NOTE: You can only realize the above challenges once you try to write the Provider with Trust/Key Manager factories. We would highly encourage you to try writing (using any other open-source library's provider as an example may not give you the idea) a provider to do this before you decide to comment on this approach.

One suggestion could be - Why not use Java's inbuilt rails to "use any provider's implementation" for key/trust manager AND just plugin our own keys/certs? 

That is exactly what we are suggesting to do. Below is the example from our pseudo-code for using TrustManagerFactory.getInstance(). Same applies for KeyManagerFactory.

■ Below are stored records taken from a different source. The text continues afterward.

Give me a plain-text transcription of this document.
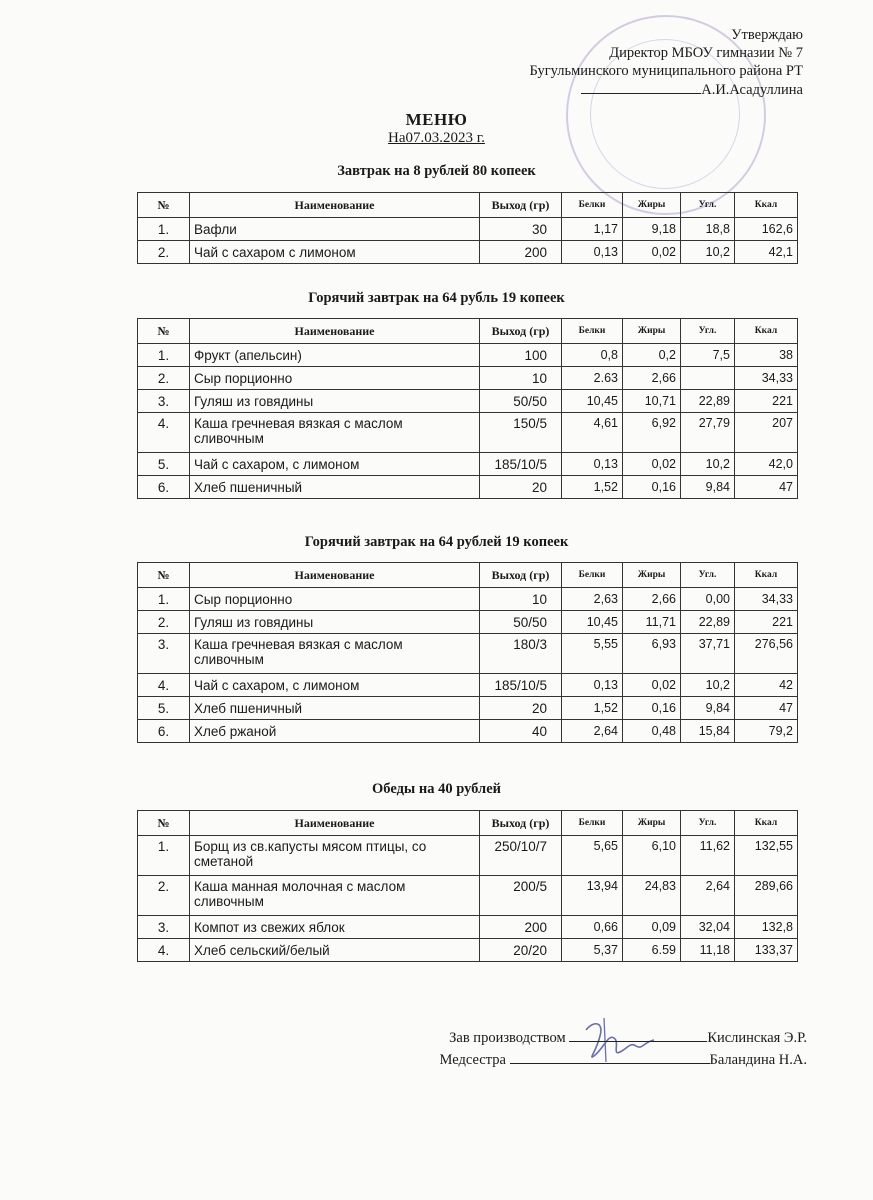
Утверждаю
Директор МБОУ гимназии № 7
Бугульминского муниципального района РТ
А.И.Асадуллина
МЕНЮ
На07.03.2023 г.
Завтрак на 8 рублей 80 копеек
№	Наименование	Выход (гр)	Белки	Жиры	Угл.	Ккал
1.	Вафли	30	1,17	9,18	18,8	162,6
2.	Чай с сахаром с лимоном	200	0,13	0,02	10,2	42,1
Горячий завтрак на 64 рубль 19 копеек
№	Наименование	Выход (гр)	Белки	Жиры	Угл.	Ккал
1.	Фрукт (апельсин)	100	0,8	0,2	7,5	38
2.	Сыр порционно	10	2.63	2,66		34,33
3.	Гуляш из говядины	50/50	10,45	10,71	22,89	221
4.	Каша гречневая вязкая с маслом сливочным	150/5	4,61	6,92	27,79	207
5.	Чай с сахаром, с лимоном	185/10/5	0,13	0,02	10,2	42,0
6.	Хлеб пшеничный	20	1,52	0,16	9,84	47
Горячий завтрак на 64 рублей 19 копеек
№	Наименование	Выход (гр)	Белки	Жиры	Угл.	Ккал
1.	Сыр порционно	10	2,63	2,66	0,00	34,33
2.	Гуляш из говядины	50/50	10,45	11,71	22,89	221
3.	Каша гречневая вязкая с маслом сливочным	180/3	5,55	6,93	37,71	276,56
4.	Чай с сахаром, с лимоном	185/10/5	0,13	0,02	10,2	42
5.	Хлеб пшеничный	20	1,52	0,16	9,84	47
6.	Хлеб ржаной	40	2,64	0,48	15,84	79,2
Обеды на 40 рублей
№	Наименование	Выход (гр)	Белки	Жиры	Угл.	Ккал
1.	Борщ из св.капусты мясом птицы, со сметаной	250/10/7	5,65	6,10	11,62	132,55
2.	Каша манная молочная с маслом сливочным	200/5	13,94	24,83	2,64	289,66
3.	Компот из свежих яблок	200	0,66	0,09	32,04	132,8
4.	Хлеб сельский/белый	20/20	5,37	6.59	11,18	133,37
Зав производством	Кислинская Э.Р.
Медсестра	Баландина Н.А.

String tmfAlgorithm = this.tmfAlgorithm != null ? this.tmfAlgorithm : TrustManagerFactory.getDefaultAlgorithm();
TrustManagerFactory tmf = TrustManagerFactory.getInstance(tmfAlgorithm);
KeyStore ks = < load trust store from either the local file or other source >
tmf.init(ks);

Other reason for rejecting this approach

Provider for "standard algorithms" are written in order to be re-used. If we just write a Provider tied to a specific way for loading Trust/Key stores defeats the purpose of the re-use of the Providers.

Provide a way to delegate SSLContext creation

We could create a new configuration like ssl.context.loader/ssl.context.initializer and use the implementation class to obtain the object of javax.net.ssl.SSLContext instead of using SslEngineBuilder#createSSLContext(). 

...

Overall, we didn't find enough justification to follow this path.

Generated the required SSL configuration values from the Key Manager API

If we have a Key Manager solution which provides APIs like Hashicorp's Vault. Now we  we need to find a way to generate the required ssl configurations for Kafka (key/trust stores files, passwords etc) from the same.

...